Multiband superconductivity in strongly hybridized 1T′- WTe2/ NbSe2 heterostructures

The interplay of topology and superconductivity has become a subject of intense research in condensed-matter physics for the pursuit of topologically nontrivial forms of superconducting pairing. An intrinsically normal-conducting material can inherit superconductivity via electrical contact to a parent superconductor via the proximity effect, usually understood as Andreev reflection at the interface between the distinct electronic structures of two separate conductors. However, at high interface transparency, strong coupling inevitably leads to changes in the band structure, locally, owing to hybridization of electronic states. Here, we investigate such strongly proximity-coupled heterostructures of monolayer 1T′-WTe2, grown on NbSe2 by van der Waals epitaxy.
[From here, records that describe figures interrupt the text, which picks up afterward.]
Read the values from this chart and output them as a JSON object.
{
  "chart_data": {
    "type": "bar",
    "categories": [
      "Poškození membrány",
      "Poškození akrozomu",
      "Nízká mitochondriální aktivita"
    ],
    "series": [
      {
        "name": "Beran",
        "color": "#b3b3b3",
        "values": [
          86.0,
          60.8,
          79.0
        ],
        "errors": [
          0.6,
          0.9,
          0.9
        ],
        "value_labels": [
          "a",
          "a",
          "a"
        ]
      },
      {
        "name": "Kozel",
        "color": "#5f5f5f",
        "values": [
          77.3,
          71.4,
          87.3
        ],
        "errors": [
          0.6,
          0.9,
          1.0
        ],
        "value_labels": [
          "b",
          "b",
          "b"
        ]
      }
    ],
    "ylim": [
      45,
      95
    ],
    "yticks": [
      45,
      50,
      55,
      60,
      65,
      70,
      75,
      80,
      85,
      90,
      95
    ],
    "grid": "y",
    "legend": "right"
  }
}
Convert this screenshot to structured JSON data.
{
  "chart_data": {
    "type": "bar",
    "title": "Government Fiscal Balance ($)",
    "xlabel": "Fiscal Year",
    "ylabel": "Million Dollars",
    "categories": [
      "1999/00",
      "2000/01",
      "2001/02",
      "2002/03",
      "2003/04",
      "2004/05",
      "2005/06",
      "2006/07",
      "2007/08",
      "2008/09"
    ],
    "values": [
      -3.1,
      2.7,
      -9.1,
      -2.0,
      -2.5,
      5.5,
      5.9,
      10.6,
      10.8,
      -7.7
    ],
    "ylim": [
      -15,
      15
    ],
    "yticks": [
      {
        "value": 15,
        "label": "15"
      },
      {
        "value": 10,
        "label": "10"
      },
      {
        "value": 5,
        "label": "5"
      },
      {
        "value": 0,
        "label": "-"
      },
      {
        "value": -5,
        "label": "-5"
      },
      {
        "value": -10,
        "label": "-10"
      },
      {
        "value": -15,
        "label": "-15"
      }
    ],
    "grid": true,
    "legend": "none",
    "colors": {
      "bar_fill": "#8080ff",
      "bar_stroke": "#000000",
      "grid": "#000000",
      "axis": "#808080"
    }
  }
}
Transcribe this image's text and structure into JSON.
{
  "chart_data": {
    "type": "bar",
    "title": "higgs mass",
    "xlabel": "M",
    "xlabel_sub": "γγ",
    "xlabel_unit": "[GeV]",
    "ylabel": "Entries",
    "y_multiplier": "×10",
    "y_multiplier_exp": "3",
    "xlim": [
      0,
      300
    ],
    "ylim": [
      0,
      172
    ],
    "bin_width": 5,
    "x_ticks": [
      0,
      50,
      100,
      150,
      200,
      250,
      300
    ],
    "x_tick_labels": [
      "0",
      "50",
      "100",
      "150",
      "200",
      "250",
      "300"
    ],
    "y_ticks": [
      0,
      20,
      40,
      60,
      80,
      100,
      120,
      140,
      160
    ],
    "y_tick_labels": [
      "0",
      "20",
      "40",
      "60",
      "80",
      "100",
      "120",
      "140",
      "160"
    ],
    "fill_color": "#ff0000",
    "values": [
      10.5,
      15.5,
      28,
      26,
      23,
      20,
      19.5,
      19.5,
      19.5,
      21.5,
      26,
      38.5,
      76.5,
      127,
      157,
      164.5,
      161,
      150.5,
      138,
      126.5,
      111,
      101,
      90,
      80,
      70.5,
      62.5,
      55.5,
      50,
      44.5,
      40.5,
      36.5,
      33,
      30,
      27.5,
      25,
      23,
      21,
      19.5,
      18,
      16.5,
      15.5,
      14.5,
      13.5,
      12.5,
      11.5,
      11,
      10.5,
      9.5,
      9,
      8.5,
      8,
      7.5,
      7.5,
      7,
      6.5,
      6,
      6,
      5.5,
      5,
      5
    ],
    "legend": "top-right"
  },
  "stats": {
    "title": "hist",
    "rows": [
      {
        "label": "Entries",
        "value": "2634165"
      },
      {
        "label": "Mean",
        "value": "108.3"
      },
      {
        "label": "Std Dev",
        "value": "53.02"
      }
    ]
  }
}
The superconducting local density of states, resolved in scanning tunneling spectroscopy down to 500 mK, reflects a hybrid electronic structure well described by a multiband framework based on the McMillan equations which captures the multiband superconductivity inherent to the NbSe2 substrate and that is induced by proximity to WTe2, self-consistently. Our material-specific tight-binding model captures the hybridized heterostructure quantitatively and confirms that strong interlayer hopping gives rise to a semimetallic density of states in the two-dimensional WTe2 bulk, even for nominally band-insulating crystals. The model further accurately predicts the measured order parameter Δ≃0.6 meV induced in the WTe2 monolayer bulk, stable beyond a 2 T magnetic field. We believe that our detailed multiband analysis of the hybrid electronic structure provides a useful tool for sensitive spatial mapping of induced order parameters in proximitized atomically thin topological materials.